Long the staple of e-learning and a huge range of low and high stakes tests, the MCQ should be laid to rest or at least used sparingly. Their huge popularity has been due to several factors. First they are an artefact, a hangover from cardboard templates placed over squares to identify 'Xs". The tools for online learning also make them easy to write. This does not make it easy to write them well, in the same way that giving someone Word doesn't make them a novelist or poet.

But it has several flaws…

1. Probability
25% of getting it right on the standard four-option item, makes it less than taxing. True false, really a two option MCQ, is of course worse. I say 25% by research but Rodriguez (2005) shows that three options are optimal, then it goes to 33%.

2. Unreal
You rarely, if ever in the real world, have to choose things from short lists. This makes the test item somewhat odd and artificial, disassociated from reality.  They seem dissonant, as this is not the way our brains work (we don't cognitively select from four item lists in recall or automaticity). They are also weak on recall and therefore weak on the transfer of knowledge to the real world.

3. Distractors distract
It is too easy to remember the distractor, as opposed to the right answer. The fact that they are designed to distract makes them candidates for retention and so MCQs can become counterproductive. The research shows that four option MCQs often contain spurious and extraneous distractors that just add cognitive load and the chance of false recall.

4. Can be cheated
Pick longest item, second-guess the designer. Look for opposites and internal logic of distractor options. There are credible cheat-lists for multiple choice – Poundstone’s research shows that these approaches increase your chance of getting better scores. (20 cheats here)

5. Surface misleading
Take these two questions.
What is the Capital of Lithuania? Tallin, Vilnius, Riga. Minsk
What is the Capital of Lithuania? Berlin, Vilnius, Warsaw, Helsinki
Surface differences in options make these very different test items. And it is easy to introduce these surface differences, reducing the validity of the test items and test.
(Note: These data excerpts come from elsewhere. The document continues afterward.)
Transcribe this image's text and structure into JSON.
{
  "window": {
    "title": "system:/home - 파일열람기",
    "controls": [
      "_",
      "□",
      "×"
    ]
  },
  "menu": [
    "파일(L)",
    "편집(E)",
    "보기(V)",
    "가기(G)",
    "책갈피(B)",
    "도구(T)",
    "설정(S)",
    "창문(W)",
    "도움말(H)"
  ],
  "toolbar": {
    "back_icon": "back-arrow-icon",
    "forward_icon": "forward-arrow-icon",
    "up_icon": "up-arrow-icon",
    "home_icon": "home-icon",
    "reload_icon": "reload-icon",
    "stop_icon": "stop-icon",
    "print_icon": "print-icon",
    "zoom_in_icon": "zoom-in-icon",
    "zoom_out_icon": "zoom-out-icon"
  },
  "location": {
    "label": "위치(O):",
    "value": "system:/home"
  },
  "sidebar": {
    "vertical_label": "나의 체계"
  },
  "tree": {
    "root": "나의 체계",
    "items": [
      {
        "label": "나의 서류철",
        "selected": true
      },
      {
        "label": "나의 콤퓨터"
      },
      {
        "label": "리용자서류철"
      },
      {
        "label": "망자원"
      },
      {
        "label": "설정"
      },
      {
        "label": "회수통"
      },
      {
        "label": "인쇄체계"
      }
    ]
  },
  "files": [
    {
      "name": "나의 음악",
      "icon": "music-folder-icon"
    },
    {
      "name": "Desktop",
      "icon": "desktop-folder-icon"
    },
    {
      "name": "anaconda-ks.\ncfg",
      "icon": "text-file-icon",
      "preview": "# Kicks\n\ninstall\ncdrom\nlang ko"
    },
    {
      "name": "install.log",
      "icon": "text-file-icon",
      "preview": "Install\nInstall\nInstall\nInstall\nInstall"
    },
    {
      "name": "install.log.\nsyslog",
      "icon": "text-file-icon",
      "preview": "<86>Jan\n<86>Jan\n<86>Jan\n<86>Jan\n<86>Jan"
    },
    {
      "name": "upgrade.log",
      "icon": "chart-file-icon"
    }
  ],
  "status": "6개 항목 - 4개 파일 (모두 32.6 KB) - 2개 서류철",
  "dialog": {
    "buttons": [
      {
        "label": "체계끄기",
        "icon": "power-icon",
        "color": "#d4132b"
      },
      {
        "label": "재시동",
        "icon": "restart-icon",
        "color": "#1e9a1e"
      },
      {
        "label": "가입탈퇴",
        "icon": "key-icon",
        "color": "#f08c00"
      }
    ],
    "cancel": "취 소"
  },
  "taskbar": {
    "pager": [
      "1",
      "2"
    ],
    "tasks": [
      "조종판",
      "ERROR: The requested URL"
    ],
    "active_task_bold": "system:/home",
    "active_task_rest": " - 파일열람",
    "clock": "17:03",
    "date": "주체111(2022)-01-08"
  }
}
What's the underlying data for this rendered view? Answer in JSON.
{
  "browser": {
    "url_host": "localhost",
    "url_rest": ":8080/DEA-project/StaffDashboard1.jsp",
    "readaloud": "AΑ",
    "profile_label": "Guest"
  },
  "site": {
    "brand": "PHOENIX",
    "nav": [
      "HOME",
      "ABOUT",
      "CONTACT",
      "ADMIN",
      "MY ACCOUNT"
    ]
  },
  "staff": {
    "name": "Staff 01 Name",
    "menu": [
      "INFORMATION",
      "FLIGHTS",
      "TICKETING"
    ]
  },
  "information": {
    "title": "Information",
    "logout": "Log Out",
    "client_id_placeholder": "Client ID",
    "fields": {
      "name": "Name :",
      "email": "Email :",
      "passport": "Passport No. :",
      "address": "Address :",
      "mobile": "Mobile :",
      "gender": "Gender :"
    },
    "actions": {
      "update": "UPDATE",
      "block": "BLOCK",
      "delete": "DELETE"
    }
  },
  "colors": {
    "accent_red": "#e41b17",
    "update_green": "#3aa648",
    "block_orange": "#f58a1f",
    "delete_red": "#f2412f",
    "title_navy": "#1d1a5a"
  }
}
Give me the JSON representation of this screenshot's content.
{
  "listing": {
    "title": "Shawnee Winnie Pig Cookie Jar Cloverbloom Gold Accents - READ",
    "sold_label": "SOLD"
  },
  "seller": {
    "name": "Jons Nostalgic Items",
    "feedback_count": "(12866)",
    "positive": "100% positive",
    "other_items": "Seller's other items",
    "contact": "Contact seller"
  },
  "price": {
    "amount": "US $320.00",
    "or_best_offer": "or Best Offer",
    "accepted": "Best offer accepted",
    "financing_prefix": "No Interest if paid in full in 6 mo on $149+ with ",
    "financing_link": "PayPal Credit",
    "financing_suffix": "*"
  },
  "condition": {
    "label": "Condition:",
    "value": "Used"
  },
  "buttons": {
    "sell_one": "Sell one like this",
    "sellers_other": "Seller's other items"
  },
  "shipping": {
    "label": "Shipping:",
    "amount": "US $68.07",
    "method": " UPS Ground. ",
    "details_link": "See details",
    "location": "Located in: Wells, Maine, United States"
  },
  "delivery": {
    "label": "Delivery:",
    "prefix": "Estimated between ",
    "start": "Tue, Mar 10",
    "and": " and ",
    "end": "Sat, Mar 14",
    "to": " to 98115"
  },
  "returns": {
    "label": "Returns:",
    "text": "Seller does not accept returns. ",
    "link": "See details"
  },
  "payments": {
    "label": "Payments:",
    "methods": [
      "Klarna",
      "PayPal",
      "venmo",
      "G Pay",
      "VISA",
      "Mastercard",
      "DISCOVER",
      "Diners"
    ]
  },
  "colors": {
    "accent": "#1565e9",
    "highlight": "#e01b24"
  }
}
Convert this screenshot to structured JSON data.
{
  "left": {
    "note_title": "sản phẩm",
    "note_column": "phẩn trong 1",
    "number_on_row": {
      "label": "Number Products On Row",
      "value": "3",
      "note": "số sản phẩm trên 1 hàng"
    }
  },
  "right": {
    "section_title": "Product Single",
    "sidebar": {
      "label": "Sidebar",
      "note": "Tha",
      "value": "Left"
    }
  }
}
MCQs often have huge variances depending on the options presented.

6. Difficult to write
I have written a ton of MCQs over 35 years – believe me they are seriously difficult to write. It is easy to select the noun from the text and come up with three other nouns. What is difficult it to test, is real understanding.

7. Little effort
This is the big one. As Roediger and McDaniel state in their book Make It Stick, choosing from a list requires little cognitive effort. You choose from a limited set of options, and do not use effortful recall (which is in itself increases retention).

Conclusion
Multiple-choice is not a terrible test item but it has had its day as the primary test item in online learning. We’re still designing test items in lock-step because the tools encourage us to do so, ignoring morepowerful open-response questions that require recall and the powerful act of writing/typing, which in itself, reinforces learning. New tools, such as WildFire, the AI-driven content creation service, focuses on open-response and effortful learning, for all of these seven reasons and more. The learner has to make more effort as that means deeper processing and higher retention.